An abnormal voltage or pattern of amplitude-integrated electroencephalography (aEEG) has been used as a bedside tool for quantifying brain injury and as an inclusion criterion for some of the cooling trials [, ]. More recent data suggests that aEEG does not offer an added advantage over clinical examination [] and its prognostic accuracy in cooled infants is poor [].

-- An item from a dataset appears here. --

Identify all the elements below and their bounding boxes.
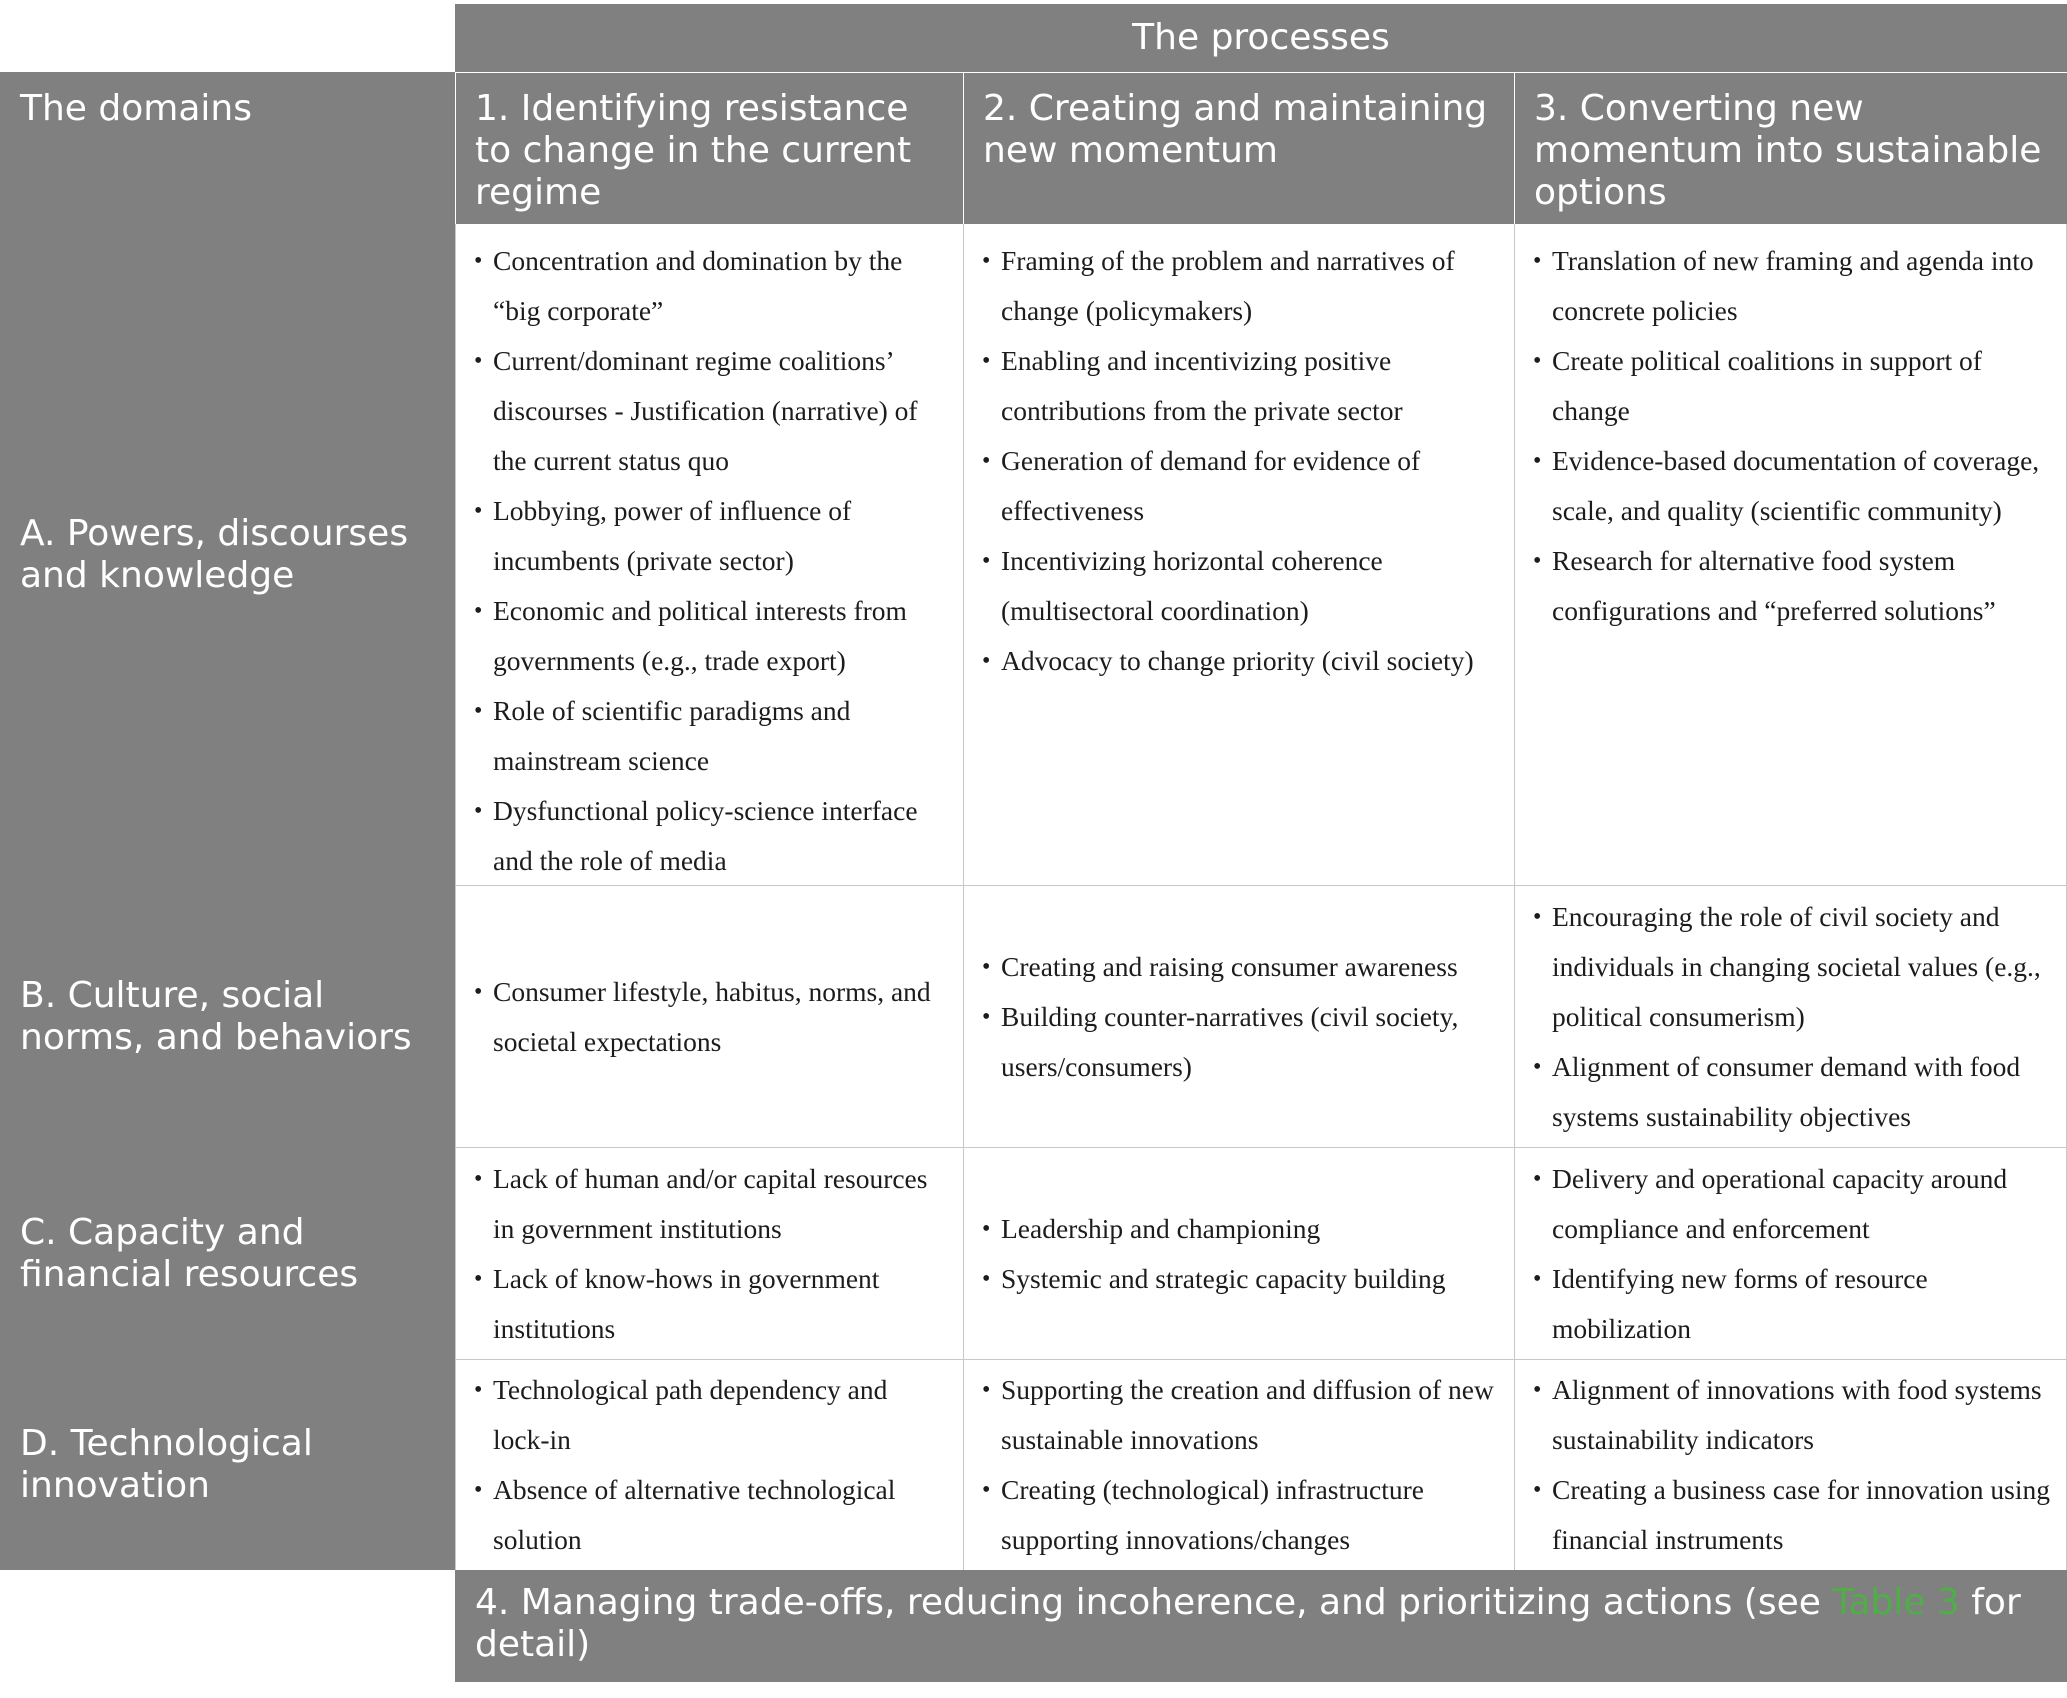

As autonomic disturbance is the hallmark of perinatal hypoxic injury, heart rate variability (HRV) analysis may offer a promising solution. HRV analysis quantifies variations in heartbeat intervals, offering a non-invasive measure of autonomic function, as it reflects the actions of the sympathetic and parasympathetic nervous systems. The simplest measure of HRV is determined by the standard deviation of the difference between consecutive RR intervals (SDNN), but many other measures of HRV continue to be developed [, ]. Currently, HRV analyses can include not only linear measures in time and frequency domains but also several non-linear metrics derived from complexity analysis []. Loss of HRV occurs in traumatic brain injury and during seizures [, ], and is associated with brain injury and adverse neurodevelopment in very-low-birth-weight babies [, ]. In babies with birth asphyxia, the early identification of brain injury risk via HRV analysis could benefit patients by facilitating early disease stratification and the implementation of the most appropriate treatment.